If we have no mastery over our actions, if we are just high-end monkeys, what is the point of life on earth? What is the point of the Holy Sacrifice of Mass? Why be present for Holy Mass if we are all just “born that way” and so totally depraved that we have no control over ourselves?
That is what the world that has turned away from Christ asks. That’s what millions of fallen-away Catholics ask since the Holy Sacrifice for sin has given way to something more akin to an overly sentimental, therapeutic, and self-affirming exercise. No longer with fear and trembling do people come to offer themselves to God. Instead, they arrive with ideas on how they can become better versions of themselves. Better saddle horses.
He has set before you fire and water; to whichever you choose, stretch forth your hand.
My friends, fear God and come reconcile with your brother—who is Christ. Go to confession. That way your gift at the altar won’t be a sacrilegious one that could end you up in Gehenna. What then do you choose to be—a saddle horse, or a human being?
Christ told people to stretch out their withered hands, and He healed them. Stretch forth your hand at Holy Mass, and Christ will grab it and lead you up Calvary. He won’t ride you like a horse to the top, however. No, with Christ out in front, you will both walk up, with crosses on your back.
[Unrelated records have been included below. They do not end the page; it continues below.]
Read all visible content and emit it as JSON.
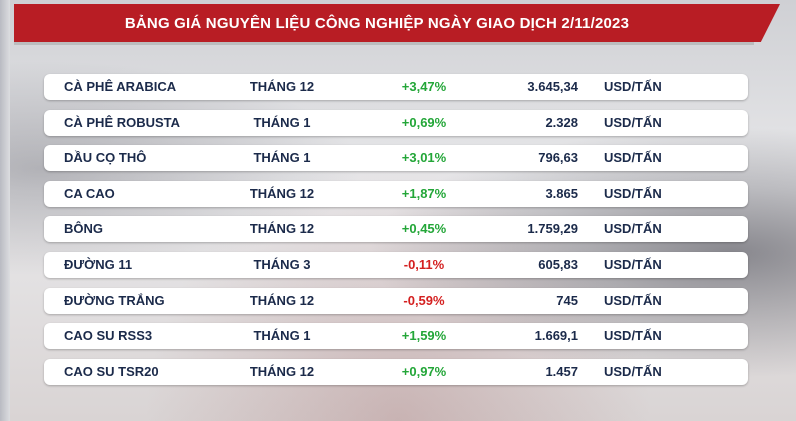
{
  "header": {
    "title": "BẢNG GIÁ NGUYÊN LIỆU CÔNG NGHIỆP NGÀY GIAO DỊCH 2/11/2023"
  },
  "colors": {
    "header_bg": "#b81d24",
    "positive": "#23a638",
    "negative": "#d42020",
    "text": "#1b2a4a"
  },
  "rows": [
    {
      "name": "CÀ PHÊ ARABICA",
      "month": "THÁNG 12",
      "change": "+3,47%",
      "direction": "up",
      "price": "3.645,34",
      "unit": "USD/TẤN"
    },
    {
      "name": "CÀ PHÊ ROBUSTA",
      "month": "THÁNG 1",
      "change": "+0,69%",
      "direction": "up",
      "price": "2.328",
      "unit": "USD/TẤN"
    },
    {
      "name": "DẦU CỌ THÔ",
      "month": "THÁNG 1",
      "change": "+3,01%",
      "direction": "up",
      "price": "796,63",
      "unit": "USD/TẤN"
    },
    {
      "name": "CA CAO",
      "month": "THÁNG 12",
      "change": "+1,87%",
      "direction": "up",
      "price": "3.865",
      "unit": "USD/TẤN"
    },
    {
      "name": "BÔNG",
      "month": "THÁNG 12",
      "change": "+0,45%",
      "direction": "up",
      "price": "1.759,29",
      "unit": "USD/TẤN"
    },
    {
      "name": "ĐƯỜNG 11",
      "month": "THÁNG 3",
      "change": "-0,11%",
      "direction": "down",
      "price": "605,83",
      "unit": "USD/TẤN"
    },
    {
      "name": "ĐƯỜNG TRẮNG",
      "month": "THÁNG 12",
      "change": "-0,59%",
      "direction": "down",
      "price": "745",
      "unit": "USD/TẤN"
    },
    {
      "name": "CAO SU RSS3",
      "month": "THÁNG 1",
      "change": "+1,59%",
      "direction": "up",
      "price": "1.669,1",
      "unit": "USD/TẤN"
    },
    {
      "name": "CAO SU TSR20",
      "month": "THÁNG 12",
      "change": "+0,97%",
      "direction": "up",
      "price": "1.457",
      "unit": "USD/TẤN"
    }
  ]
}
Hanging way up high with Christ, you will get a good view of the passing away world. Looking down on the valley of slaughter, you will realize that you are closer to God than you think. Up there you will be given the strength to conquer your sins and master your passions. If only you so choose.
If you choose you can keep the commandments, they will save you; if you trust in God, you too shall live.